A solitary passing curlew was also caught in the orange glow.

as were a small group of Greylag Geese.

However, despite these passing distractions I stayed firmly focused on the Little Egrets. The rising success of this species in the UK is notable. The appearance of a single bird 35 years ago would have caused a stir amongst the rare bird fanatics and here was I looking upon a group of 40 on a single lake.


No fish is safe from the lightning accurate strike of an egret.

Unfortunately a small group of noisy people entered the hide which disturbed the birds are saw them flying off across the adjacent fields. For some peculiar reason many people seem to think that because they are rendered virtually invisible within a hide, they are also made inaudible to birds. To me and the birds, a happy hide is a quiet one.

The birds did eventually slowly return but by this time the golden light had become more harsh with the ascending sun. The great enjoyments of photographing egrets is they are very elegant and active birds when feeding. So I will finish this post of with a selection of flight photos and generally dashing around in the shallow water.

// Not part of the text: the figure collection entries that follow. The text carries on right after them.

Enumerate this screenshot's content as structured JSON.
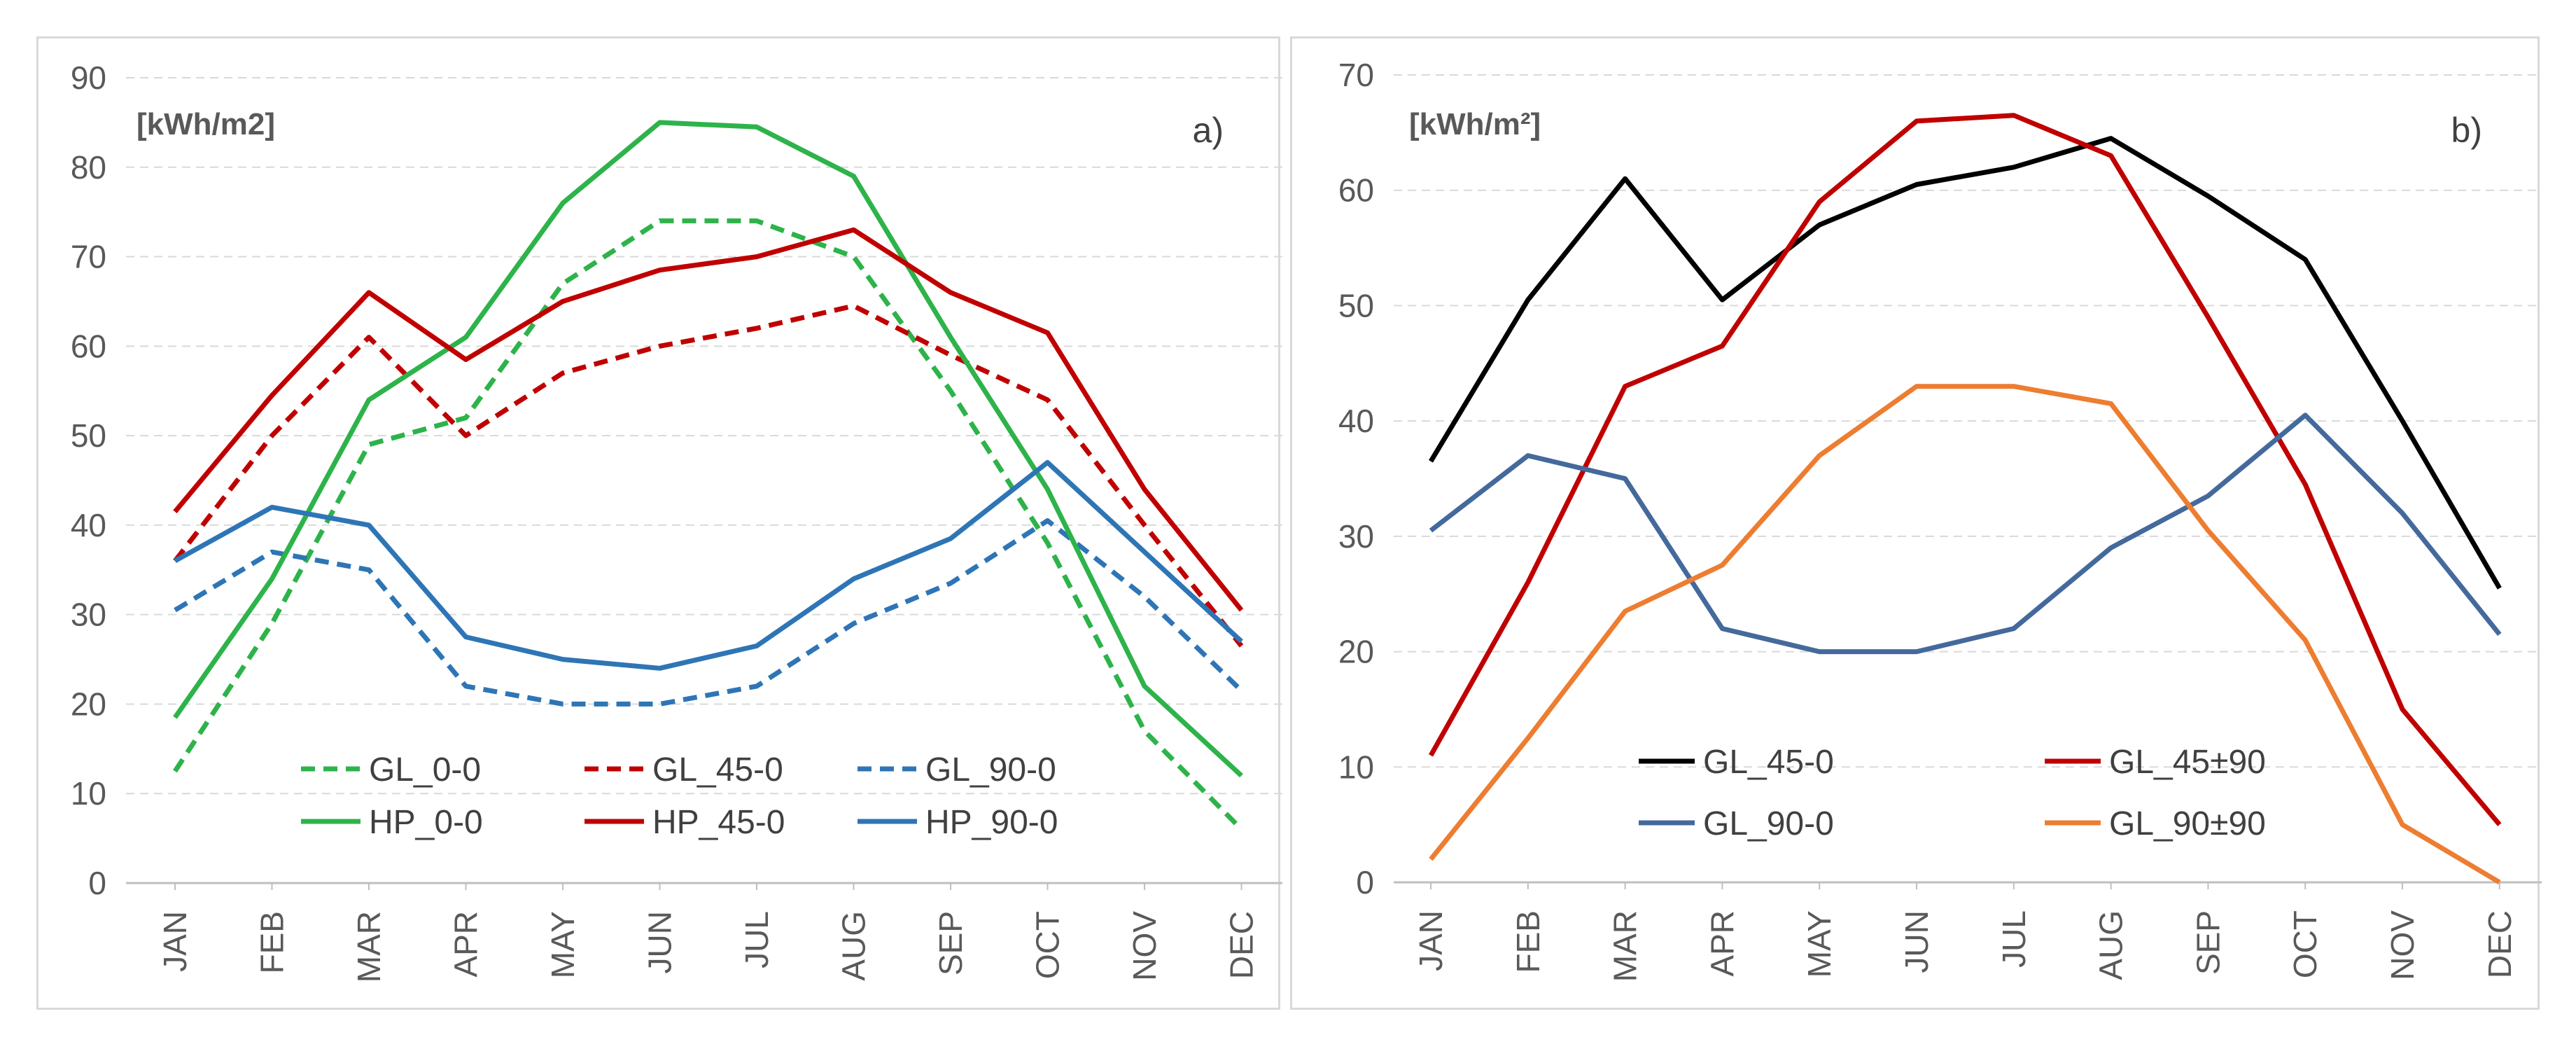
{
  "chart_data": [
    {
      "type": "line",
      "panel_label": "a)",
      "unit_label": "[kWh/m2]",
      "categories": [
        "JAN",
        "FEB",
        "MAR",
        "APR",
        "MAY",
        "JUN",
        "JUL",
        "AUG",
        "SEP",
        "OCT",
        "NOV",
        "DEC"
      ],
      "ylim": [
        0,
        90
      ],
      "yticks": [
        0,
        10,
        20,
        30,
        40,
        50,
        60,
        70,
        80,
        90
      ],
      "grid": true,
      "legend_position": "lower-center",
      "series": [
        {
          "name": "GL_0-0",
          "color": "#2db34a",
          "dash": true,
          "values": [
            12.5,
            29,
            49,
            52,
            67,
            74,
            74,
            70,
            55,
            38,
            17,
            6
          ]
        },
        {
          "name": "GL_45-0",
          "color": "#c00000",
          "dash": true,
          "values": [
            36,
            50,
            61,
            50,
            57,
            60,
            62,
            64.5,
            59,
            54,
            40,
            26.5
          ]
        },
        {
          "name": "GL_90-0",
          "color": "#2e75b6",
          "dash": true,
          "values": [
            30.5,
            37,
            35,
            22,
            20,
            20,
            22,
            29,
            33.5,
            40.5,
            32,
            21.5
          ]
        },
        {
          "name": "HP_0-0",
          "color": "#2db34a",
          "dash": false,
          "values": [
            18.5,
            34,
            54,
            61,
            76,
            85,
            84.5,
            79,
            61,
            44,
            22,
            12
          ]
        },
        {
          "name": "HP_45-0",
          "color": "#c00000",
          "dash": false,
          "values": [
            41.5,
            54.5,
            66,
            58.5,
            65,
            68.5,
            70,
            73,
            66,
            61.5,
            44,
            30.5
          ]
        },
        {
          "name": "HP_90-0",
          "color": "#2e75b6",
          "dash": false,
          "values": [
            36,
            42,
            40,
            27.5,
            25,
            24,
            26.5,
            34,
            38.5,
            47,
            37,
            27
          ]
        }
      ]
    },
    {
      "type": "line",
      "panel_label": "b)",
      "unit_label": "[kWh/m²]",
      "categories": [
        "JAN",
        "FEB",
        "MAR",
        "APR",
        "MAY",
        "JUN",
        "JUL",
        "AUG",
        "SEP",
        "OCT",
        "NOV",
        "DEC"
      ],
      "ylim": [
        0,
        70
      ],
      "yticks": [
        0,
        10,
        20,
        30,
        40,
        50,
        60,
        70
      ],
      "grid": true,
      "legend_position": "lower-center",
      "series": [
        {
          "name": "GL_45-0",
          "color": "#000000",
          "dash": false,
          "values": [
            36.5,
            50.5,
            61,
            50.5,
            57,
            60.5,
            62,
            64.5,
            59.5,
            54,
            40,
            25.5
          ]
        },
        {
          "name": "GL_45±90",
          "color": "#c00000",
          "dash": false,
          "values": [
            11,
            26,
            43,
            46.5,
            59,
            66,
            66.5,
            63,
            49,
            34.5,
            15,
            5
          ]
        },
        {
          "name": "GL_90-0",
          "color": "#44699c",
          "dash": false,
          "values": [
            30.5,
            37,
            35,
            22,
            20,
            20,
            22,
            29,
            33.5,
            40.5,
            32,
            21.5
          ]
        },
        {
          "name": "GL_90±90",
          "color": "#ed7d31",
          "dash": false,
          "values": [
            2,
            12.5,
            23.5,
            27.5,
            37,
            43,
            43,
            41.5,
            30.5,
            21,
            5,
            0
          ]
        }
      ]
    }
  ]
}
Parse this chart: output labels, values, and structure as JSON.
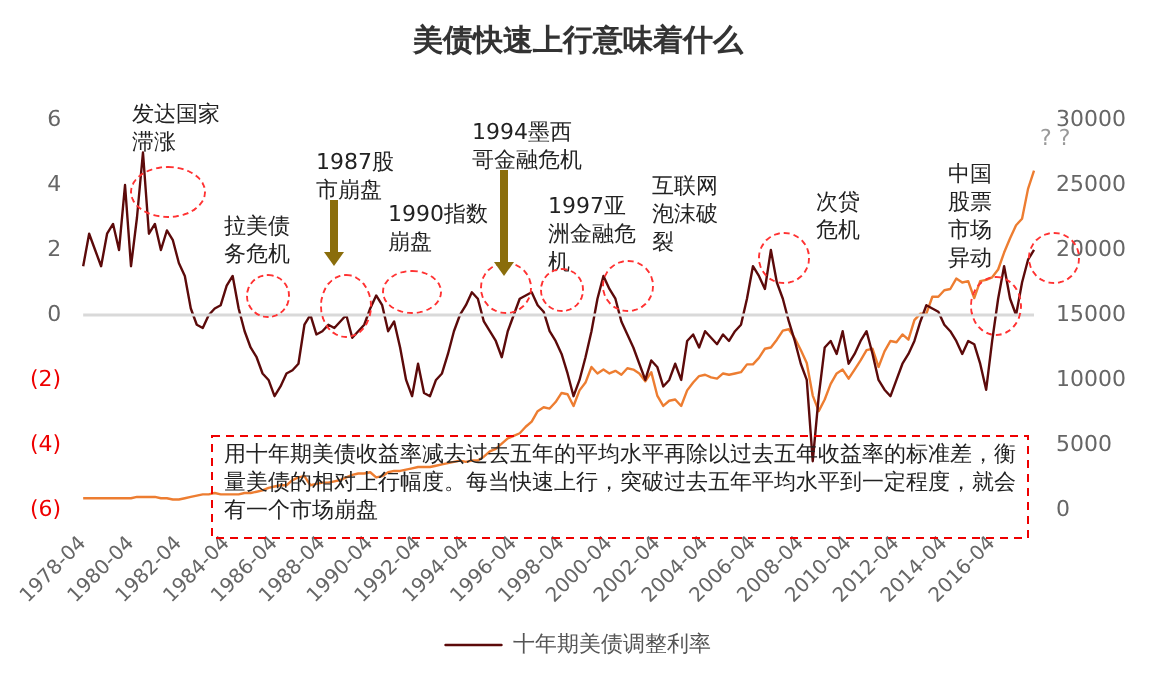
{
  "chart_data": {
    "type": "line",
    "title": "美债快速上行意味着什么",
    "categories": [
      "1978-04",
      null,
      null,
      null,
      null,
      null,
      null,
      null,
      "1980-04",
      null,
      null,
      null,
      null,
      null,
      null,
      null,
      "1982-04",
      null,
      null,
      null,
      null,
      null,
      null,
      null,
      "1984-04",
      null,
      null,
      null,
      null,
      null,
      null,
      null,
      "1986-04",
      null,
      null,
      null,
      null,
      null,
      null,
      null,
      "1988-04",
      null,
      null,
      null,
      null,
      null,
      null,
      null,
      "1990-04",
      null,
      null,
      null,
      null,
      null,
      null,
      null,
      "1992-04",
      null,
      null,
      null,
      null,
      null,
      null,
      null,
      "1994-04",
      null,
      null,
      null,
      null,
      null,
      null,
      null,
      "1996-04",
      null,
      null,
      null,
      null,
      null,
      null,
      null,
      "1998-04",
      null,
      null,
      null,
      null,
      null,
      null,
      null,
      "2000-04",
      null,
      null,
      null,
      null,
      null,
      null,
      null,
      "2002-04",
      null,
      null,
      null,
      null,
      null,
      null,
      null,
      "2004-04",
      null,
      null,
      null,
      null,
      null,
      null,
      null,
      "2006-04",
      null,
      null,
      null,
      null,
      null,
      null,
      null,
      "2008-04",
      null,
      null,
      null,
      null,
      null,
      null,
      null,
      "2010-04",
      null,
      null,
      null,
      null,
      null,
      null,
      null,
      "2012-04",
      null,
      null,
      null,
      null,
      null,
      null,
      null,
      "2014-04",
      null,
      null,
      null,
      null,
      null,
      null,
      null,
      "2016-04",
      null,
      null,
      null,
      null,
      null,
      null,
      null
    ],
    "series": [
      {
        "name": "十年期美债调整利率",
        "color": "#5c0a0a",
        "values": [
          1.5,
          2.5,
          2.0,
          1.5,
          2.5,
          2.8,
          2.0,
          4.0,
          1.5,
          3.0,
          5.0,
          2.5,
          2.8,
          2.0,
          2.6,
          2.3,
          1.6,
          1.2,
          0.2,
          -0.3,
          -0.4,
          0.0,
          0.2,
          0.3,
          0.9,
          1.2,
          0.2,
          -0.5,
          -1.0,
          -1.3,
          -1.8,
          -2.0,
          -2.5,
          -2.2,
          -1.8,
          -1.7,
          -1.5,
          -0.3,
          0.0,
          -0.6,
          -0.5,
          -0.3,
          -0.4,
          -0.2,
          0.0,
          -0.7,
          -0.5,
          -0.3,
          0.2,
          0.6,
          0.3,
          -0.5,
          -0.2,
          -1.0,
          -2.0,
          -2.5,
          -1.5,
          -2.4,
          -2.5,
          -2.0,
          -1.8,
          -1.2,
          -0.5,
          0.0,
          0.3,
          0.7,
          0.5,
          -0.2,
          -0.5,
          -0.8,
          -1.3,
          -0.5,
          0.0,
          0.5,
          0.6,
          0.7,
          0.3,
          0.1,
          -0.5,
          -0.8,
          -1.2,
          -1.8,
          -2.5,
          -2.0,
          -1.3,
          -0.5,
          0.5,
          1.2,
          0.8,
          0.5,
          -0.2,
          -0.6,
          -1.0,
          -1.5,
          -2.0,
          -1.4,
          -1.6,
          -2.2,
          -2.0,
          -1.5,
          -2.0,
          -0.8,
          -0.6,
          -1.0,
          -0.5,
          -0.7,
          -0.9,
          -0.6,
          -0.8,
          -0.5,
          -0.3,
          0.5,
          1.5,
          1.2,
          0.8,
          2.0,
          1.0,
          0.5,
          -0.2,
          -0.8,
          -1.5,
          -2.0,
          -4.5,
          -2.5,
          -1.0,
          -0.8,
          -1.2,
          -0.5,
          -1.5,
          -1.2,
          -0.8,
          -0.5,
          -1.2,
          -2.0,
          -2.3,
          -2.5,
          -2.0,
          -1.5,
          -1.2,
          -0.8,
          -0.2,
          0.3,
          0.2,
          0.1,
          -0.3,
          -0.5,
          -0.8,
          -1.2,
          -0.8,
          -0.9,
          -1.5,
          -2.3,
          -0.8,
          0.5,
          1.5,
          0.5,
          0.0,
          1.0,
          1.7,
          2.0
        ]
      },
      {
        "color": "#ed7d31",
        "axis": "y2",
        "values": [
          900,
          900,
          900,
          900,
          900,
          900,
          900,
          900,
          900,
          1000,
          1000,
          1000,
          1000,
          900,
          900,
          800,
          800,
          900,
          1000,
          1100,
          1200,
          1200,
          1300,
          1200,
          1200,
          1200,
          1200,
          1300,
          1300,
          1400,
          1500,
          1700,
          1800,
          1900,
          1900,
          2300,
          2500,
          2600,
          1900,
          2000,
          2100,
          2100,
          2200,
          2300,
          2500,
          2700,
          2800,
          2800,
          2900,
          2500,
          2600,
          2900,
          3000,
          3000,
          3100,
          3200,
          3300,
          3300,
          3300,
          3400,
          3500,
          3600,
          3700,
          3800,
          3700,
          3800,
          3800,
          4100,
          4500,
          4700,
          5100,
          5500,
          5700,
          5900,
          6400,
          6800,
          7600,
          7900,
          7800,
          8300,
          9000,
          8900,
          8000,
          9200,
          9800,
          11000,
          10500,
          10800,
          10500,
          10700,
          10400,
          10900,
          10800,
          10500,
          9900,
          10600,
          8800,
          8000,
          8400,
          8500,
          8000,
          9200,
          9800,
          10300,
          10400,
          10200,
          10100,
          10500,
          10400,
          10500,
          10600,
          11200,
          11200,
          11700,
          12400,
          12500,
          13100,
          13800,
          13900,
          13200,
          12300,
          11300,
          8800,
          7600,
          8500,
          9700,
          10500,
          10800,
          10100,
          10800,
          11500,
          12300,
          12400,
          11000,
          12200,
          13000,
          12900,
          13500,
          13100,
          14600,
          15100,
          15100,
          16400,
          16400,
          16900,
          17000,
          17800,
          17500,
          17600,
          16300,
          17600,
          17700,
          17900,
          18500,
          19800,
          20900,
          21900,
          22400,
          24700,
          26100
        ]
      }
    ],
    "ylim": [
      -6,
      6
    ],
    "yticks": [
      {
        "value": -6,
        "label": "(6)"
      },
      {
        "value": -4,
        "label": "(4)"
      },
      {
        "value": -2,
        "label": "(2)"
      },
      0,
      2,
      4,
      6
    ],
    "y2lim": [
      0,
      30000
    ],
    "y2ticks": [
      0,
      5000,
      10000,
      15000,
      20000,
      25000,
      30000
    ],
    "ref_lines": [
      {
        "axis": "y",
        "value": 0,
        "color": "#d9d9d9"
      }
    ],
    "legend": "bottom",
    "annotations": [
      "发达国家滞涨",
      "拉美债务危机",
      "1987股市崩盘",
      "1990指数崩盘",
      "1994墨西哥金融危机",
      "1997亚洲金融危机",
      "互联网泡沫破裂",
      "次贷危机",
      "中国股票市场异动",
      "? ?",
      "用十年期美债收益率减去过去五年的平均水平再除以过去五年收益率的标准差，衡量美债的相对上行幅度。每当快速上行，突破过去五年平均水平到一定程度，就会有一个市场崩盘"
    ]
  }
}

Overall a really enjoyable session and obviously there was no disappointment on my part at having not managed to photograph my target species that day.


Rocket Man said...

Wonderful, wonderful series! I know what you mean about noisy people. As a former hunter I'm accustomed to moving slowly and quietly but there are so many people who act as if the "dumb animals" will not be disturbed by noisy intrusions into their habitat. Luckily, my area is rural enough that I rarely have to put up with that sort of behavior.

Robin said...

Richard, exceptional images!
What beautiful birds. You have captured their souls!

Gary Jones said...

Hi Rich, excellent shots as always, I was up there last week and left early because of a crowded hide full of noisy and ignorant so called 'birdwatchers'!!

holdingmoments said...

Stunning images of a beautiful bird Rich. And that morning light......perfect!

Matt Latham said...

superb stuff Rich - perfect exposure and light. I know what you mean about the people and hides thing!

Dina said...

Beautiful shots of these birds. The light is really perfect.

Doina Russu said...

excellent serie,Richard !
best regards,

Juan Antonio Torrón Castro said...

Estupendas, guapísimas y en sus momentos oportunos.


Rich Steel said...

Thnaks for the comments. I suppose noise is one thing that you just have to put up with in public hides. I just wish there was a bit more consideration shown foremost to the birds and secodly to other users.



Steve Ashton Photography said...

Great images & fantastic light. I was up there last week and had the same problem in the hide.